EP by Mimi Webb
- Released: 22 October 2021
- Length: 22:10
- Label: Epic

Mimi Webb chronology
|  | Seven Shades of Heartbreak (2021) | Amelia (2023) |

Singles from Seven Shades of Heartbreak
- "Good Without" Released: 26 March 2021; "Dumb Love" Released: 11 June 2021; "24/5" Released: 10 September 2021; "Halfway" Released: 22 October 2021;

= Seven Shades of Heartbreak =

Seven Shades of Heartbreak is the debut extended play by British singer Mimi Webb.
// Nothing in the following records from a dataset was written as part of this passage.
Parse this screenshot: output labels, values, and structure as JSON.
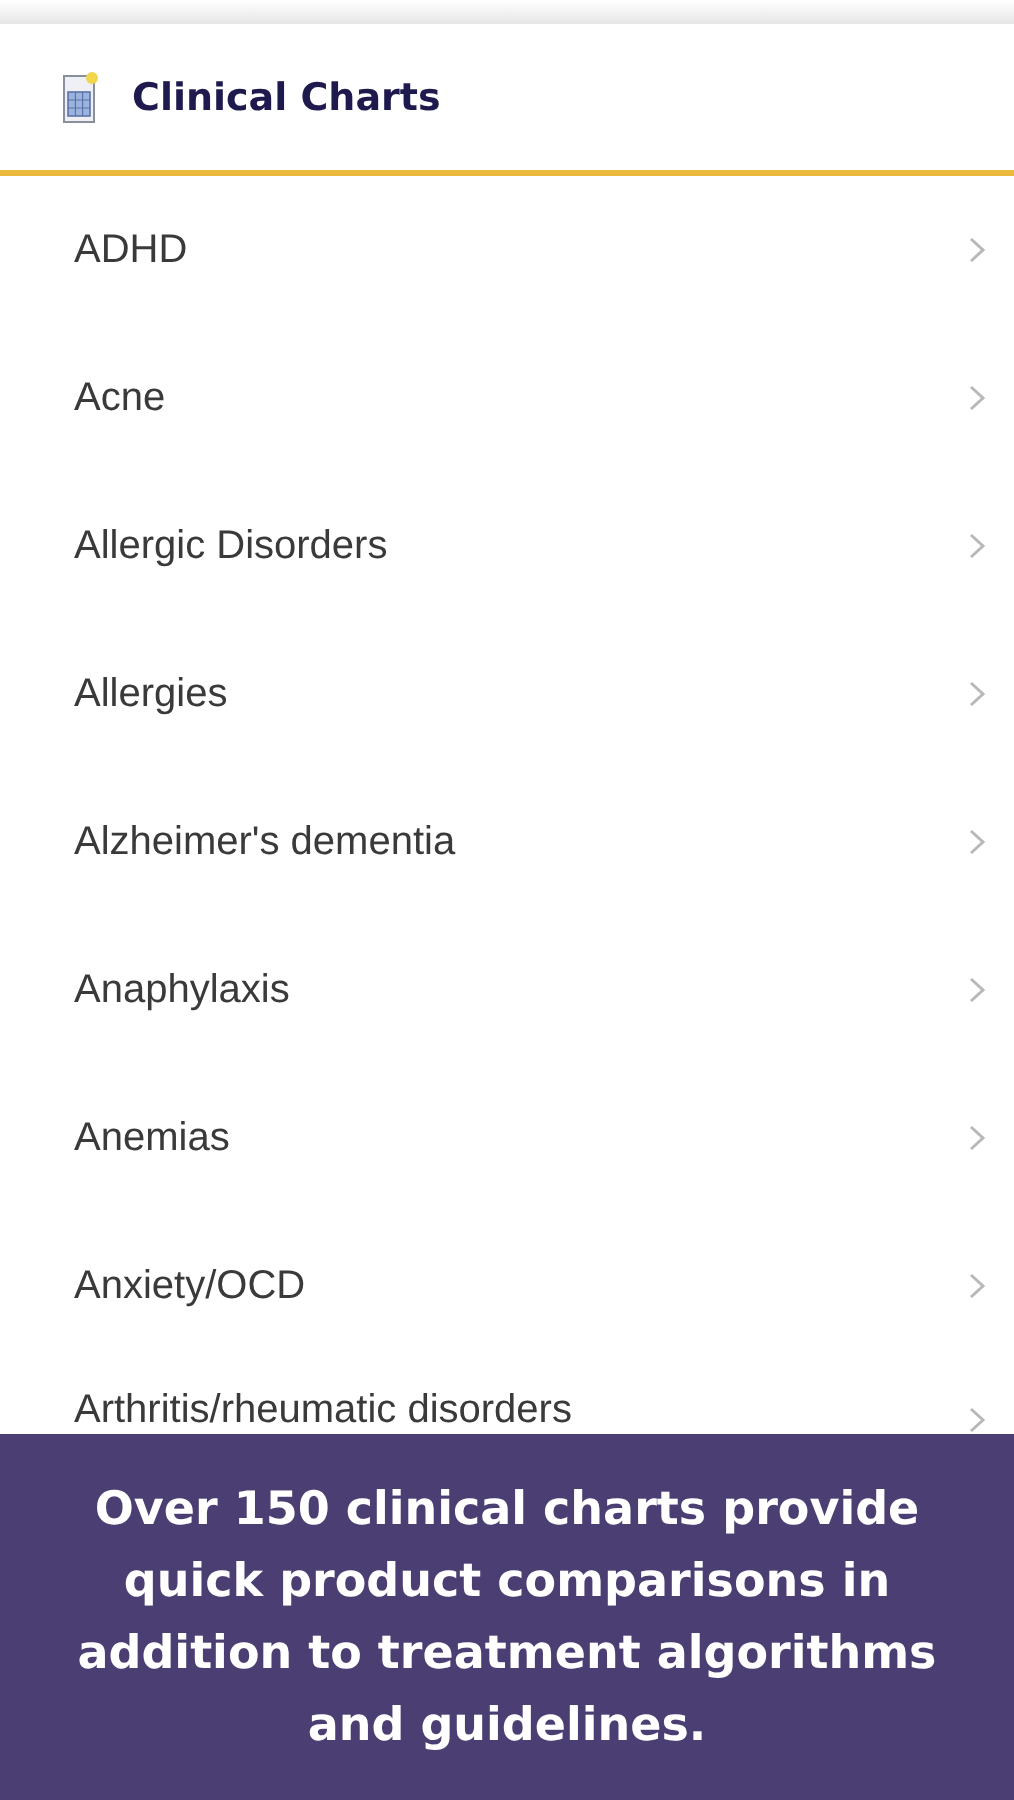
{
  "header": {
    "title": "Clinical Charts"
  },
  "items": [
    {
      "label": "ADHD"
    },
    {
      "label": "Acne"
    },
    {
      "label": "Allergic Disorders"
    },
    {
      "label": "Allergies"
    },
    {
      "label": "Alzheimer's dementia"
    },
    {
      "label": "Anaphylaxis"
    },
    {
      "label": "Anemias"
    },
    {
      "label": "Anxiety/OCD"
    },
    {
      "label": "Arthritis/rheumatic disorders"
    }
  ],
  "banner": {
    "text": "Over 150 clinical charts provide quick product comparisons in addition to treatment algorithms and guidelines."
  }
}
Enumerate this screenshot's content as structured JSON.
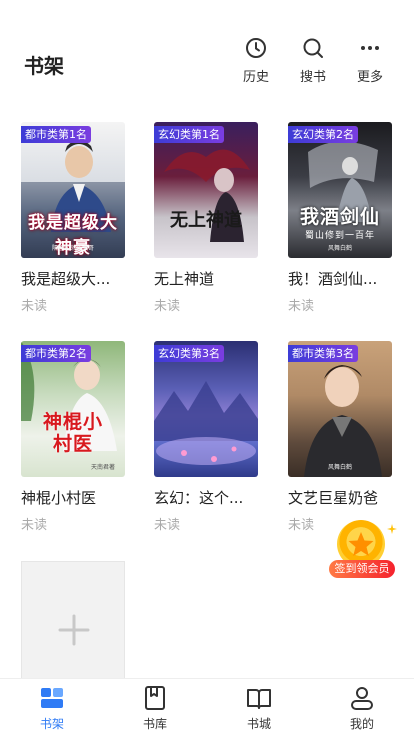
{
  "header": {
    "title": "书架",
    "actions": [
      {
        "label": "历史",
        "icon": "clock-icon"
      },
      {
        "label": "搜书",
        "icon": "search-icon"
      },
      {
        "label": "更多",
        "icon": "more-icon"
      }
    ]
  },
  "books": [
    {
      "rank": "都市类第1名",
      "title": "我是超级大...",
      "status": "未读",
      "cover_title": "我是超级大神豪",
      "cover_author": "隔壁的邻居大哥"
    },
    {
      "rank": "玄幻类第1名",
      "title": "无上神道",
      "status": "未读",
      "cover_title": "无上神道"
    },
    {
      "rank": "玄幻类第2名",
      "title": "我！酒剑仙...",
      "status": "未读",
      "cover_title": "我酒剑仙",
      "cover_subtitle": "蜀山修到一百年",
      "cover_author": "风舞白鹤"
    },
    {
      "rank": "都市类第2名",
      "title": "神棍小村医",
      "status": "未读",
      "cover_title": "神棍小村医",
      "cover_author": "天南君著"
    },
    {
      "rank": "玄幻类第3名",
      "title": "玄幻：这个...",
      "status": "未读"
    },
    {
      "rank": "都市类第3名",
      "title": "文艺巨星奶爸",
      "status": "未读",
      "cover_author": "风舞白鹤"
    }
  ],
  "add_tile": {
    "icon": "plus-icon"
  },
  "promo": {
    "label": "签到领会员",
    "icon": "star-coin-icon"
  },
  "tabbar": {
    "active": "书架",
    "tabs": [
      {
        "label": "书架",
        "icon": "bookshelf-icon"
      },
      {
        "label": "书库",
        "icon": "book-library-icon"
      },
      {
        "label": "书城",
        "icon": "open-book-icon"
      },
      {
        "label": "我的",
        "icon": "user-icon"
      }
    ]
  },
  "colors": {
    "accent": "#2f7bf5",
    "rank_tag": "#4b3ce0",
    "promo": "#f5222d"
  }
}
It was released on 22 October 2021 through Epic Records and peaked at number 9 on the British Chart.

==Track listing==

Seven Shades of Heartbreak track listing
| No. | Title | Writer(s) | Producer(s) | Length |
|---|---|---|---|---|
| 1. | "Dumb Love" | Mimi Webb; Amie Miriello; Garen Gueyikian; Johnny Black; | Johnny Black; Garen Gueyikian; | 3:26 |
| 2. | "24/5" | Webb; Fridolin Walcher; Sam Merrifield; | Freedo | 2:38 |
| 3. | "Little Bit Louder" | Webb; Sean Douglas; Benjamin Kohn; Pete Kelleher; Tom Barnes; | TMS | 2:35 |
| 4. | "Heavenly" | Webb; Andrew Jackson; Duck Blackwell; Nick Gale; | Digital Farm Animals; Duck; | 4:03 |
| 5. | "Halfway" | Webb; Cleo Tighe; Philip Plested; Kelleher; Barnes; Kohn; | TMS | 3:17 |
| 6. | "Good Without" | Webb; Walcher; Merrifield; | Freedo | 3:02 |
| 7. | "Lonely in Love" | Webb; Peter Rycroft; Andrew Murray; James Birt; James Murray; Mustafa Omer; Tom Mann; | Mojam; Lostboy; | 3:06 |

==Charts==

Chart performance for Seven Shades of Heartbreak
| Chart (2021) | Peak position |
|---|---|
| Irish Albums (OCC) | 18 |
| Norwegian Albums (VG-lista) | 27 |
| Scottish Albums (OCC) | 15 |
| Swiss Albums (Schweizer Hitparade) | 94 |
| UK Albums (OCC) | 9 |

==Certifications==

Certifications for Seven Shades of Heartbreak
| Region | Certification | Certified units/sales |
| Norway (IFPI Norway) | Gold | 10,000^{‡} |
| United Kingdom (BPI) | Silver | 60,000^{‡} |
^{‡} Sales+streaming figures based on certification alone.